Pergilah, Pak! (Kuusir bapakku pergi)
Pergilah, Pak! (Kuusir bapakku pergi)
Penulis: Pusparani Surya

bab 1

"Tari lelah, Pak! Setiap hari harus kerja, belum ngurus bapak yang sakit, belum lagi biaya buat si Zaki sekolah. Udah capek badan, uang gaji habis pula. Mending bapak pergi saja dari sini. Ikut si mbah, kek. Atau siapalah itu. Yang penting jangan di rumah ini saja. Capek!" omel Tari sambil menyimpan kasar piring plastik berisi sarapan Yahya, ada setengah piring nasi putih dengan dua potong tempe goreng di sana.

Wajah masam Tari bukan sekali ini saja ditunjukan pada Bapaknya, sejak sebulan menikah dengan Badar, sikap putri sulung Yahya dan almarhum Ratna itu memang berubah. Sangat berubah bahkan.

Selalu marah saat berbicara dengan bapaknya, memaki, mengomel, seakan lelaki yang baru bisa bangun lagi setelah empat tahun terbaring karena stroke, tak pernah memanjakan dia dengan segala kemewahan.
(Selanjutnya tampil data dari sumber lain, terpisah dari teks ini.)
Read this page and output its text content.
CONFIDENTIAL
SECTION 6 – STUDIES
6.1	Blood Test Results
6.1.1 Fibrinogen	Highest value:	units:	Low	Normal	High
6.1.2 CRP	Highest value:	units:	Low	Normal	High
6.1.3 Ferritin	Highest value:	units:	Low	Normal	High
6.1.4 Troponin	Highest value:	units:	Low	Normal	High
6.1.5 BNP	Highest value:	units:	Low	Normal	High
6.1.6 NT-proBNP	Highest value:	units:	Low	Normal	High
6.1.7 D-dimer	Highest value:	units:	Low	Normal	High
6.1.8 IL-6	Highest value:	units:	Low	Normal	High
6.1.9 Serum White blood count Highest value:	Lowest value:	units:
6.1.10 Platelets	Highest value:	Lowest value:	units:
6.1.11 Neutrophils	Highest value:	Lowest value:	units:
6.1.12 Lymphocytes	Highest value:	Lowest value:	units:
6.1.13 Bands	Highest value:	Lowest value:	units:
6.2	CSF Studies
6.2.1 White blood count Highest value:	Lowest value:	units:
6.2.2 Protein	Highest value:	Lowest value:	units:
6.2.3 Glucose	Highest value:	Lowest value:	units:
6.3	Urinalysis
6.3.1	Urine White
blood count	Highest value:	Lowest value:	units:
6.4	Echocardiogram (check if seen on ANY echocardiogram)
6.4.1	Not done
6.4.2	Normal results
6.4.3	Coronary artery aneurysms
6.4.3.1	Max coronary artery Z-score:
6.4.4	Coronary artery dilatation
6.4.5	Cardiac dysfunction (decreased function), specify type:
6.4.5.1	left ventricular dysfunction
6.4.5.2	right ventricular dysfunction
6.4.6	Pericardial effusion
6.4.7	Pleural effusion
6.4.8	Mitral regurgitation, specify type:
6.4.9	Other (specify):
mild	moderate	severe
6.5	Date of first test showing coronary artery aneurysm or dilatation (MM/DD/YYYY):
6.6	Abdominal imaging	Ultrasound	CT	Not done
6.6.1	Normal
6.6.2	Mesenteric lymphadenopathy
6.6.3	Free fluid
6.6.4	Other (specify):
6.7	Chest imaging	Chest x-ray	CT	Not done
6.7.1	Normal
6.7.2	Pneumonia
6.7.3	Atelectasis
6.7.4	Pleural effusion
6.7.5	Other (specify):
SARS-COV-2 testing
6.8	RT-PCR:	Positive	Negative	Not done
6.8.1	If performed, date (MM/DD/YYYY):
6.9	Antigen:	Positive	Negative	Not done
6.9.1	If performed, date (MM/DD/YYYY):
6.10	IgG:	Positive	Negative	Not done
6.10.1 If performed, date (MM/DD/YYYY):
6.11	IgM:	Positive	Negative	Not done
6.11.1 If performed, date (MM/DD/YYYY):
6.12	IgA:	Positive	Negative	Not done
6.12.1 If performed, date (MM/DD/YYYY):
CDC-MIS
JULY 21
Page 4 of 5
Meski bukan seorang kaya raya, Yahya selalu berusaha mementingkan kebutuhan anak gadisnya saat dia bugar dulu.

Handphone terbaru, motor matic terbaru, baju, dan semua perintilan khas anak gadis dipenuhinya. Tapi kini, saat dirinya untuk duduk saja sulit, sang anak dengan tega memintanya pergi dari rumah yang dia bangun bersama almarhum sang istri.

"Teh! Ngomong apaan, sih?!" hardik Zaki yang keluar dari kamar bersiap untuk pergi sekolah, tas punggung yang berisi buku dan pakaian olahraga, nampak menggembung.

"Diam saja kamu, Zaki! Tahu apa kamu! Anak kecil, buat apa-apa saja kamu minta sama Teteh, mau sok-sok-an!" bentak Tari menatap tajam sang adik yang berdiri dengan tangan terkepal kuat.

"Zaki, Tari, sudah, sudah!" sela Yahya dengan bicara yang belum jelas, tangannya yang berada di atas meja makan, bergetar saat dia angkat untuk menghentikan perdebatan kedua buah hatinya.

"Ajarin tuh anak kesayangan, Bapak! Jangan tidak sopan gitu sama Tari! Kalau tidak ada Tari, kalian berdua tidak akan bisa makan!" teriak Tari dengan amarah yang memenuhi dada.

Brak!

Meja makan yang di atasnya terdapat sepiring nasi untuk sarapan Yahya, digebrak Tari kuat. Mata wanita berumur dua puluh lima tahun itu melotot, napasnya turun naik menahan amarah. Nasi di piring plastik untuk Yahya, terlontar membuat isinya berhamburan sebagian.

Yahya memejamkan mata, hatinya bagai diiris mendapati perlakuan Tari yang semakin menjadi.

"Teteh!" teriak Zaki tak terima bapaknya diperlakukan sekasar itu oleh sang kakaknya.

"Apa?! Mau melawan kamu, nggak akan Teteh kasih ongkos buat pergi sekolah nanti, baru tau rasa!" ancam Tari dengan tatapan tajam menghunus.

Zaki yang tadi terbakar emosi, perlahan menurunkan tatapannya. Dia tidak ingin Tari membuktikan perkataannya. Kalau dia tidak sekolah, maka cita-cita dia ingin membahagiakan bapaknya akan terhambat. Apalagi memang saat ini dia sangat membutuhkan biaya untuk menghadapi ujian akhir sekolah.

"Diam 'kan, sudah terbukti bukan kalian tidak bisa hidup tanpa aku?" cibir Tari puas melihat adiknya yang selisih tujuh tahun umurnya itu, tak berkutik.

"Jangan banyak tingkah! Atau sekolah kamu pun akhirnya tidak lulus karena Teteh tidak mau membiayainya. Paham?!" tambah Tari sambil berbalik badan meninggalkan dua lelaki beda usia yang menatapnya nanar.

"Ah, satu lagi!" Tari menghentikan langkah, kemudian kembali menghadap bapak dan adiknya.

"Segera hubungi mang Ganjar, Pak, bicarakan sama mang Ganjar di mana Bapak akan tinggal. Karena memang Tari sudah tidak bisa lagi menampung Bapak. Sore nanti sepulang kerja, Tari harap Bapak sudah bisa pergi dari rumah ini," kata Tari semakin mengoyak hati Yaya dengan lidah tajamnya, tanpa terasa air mata Yahya luruh membasahi pipi.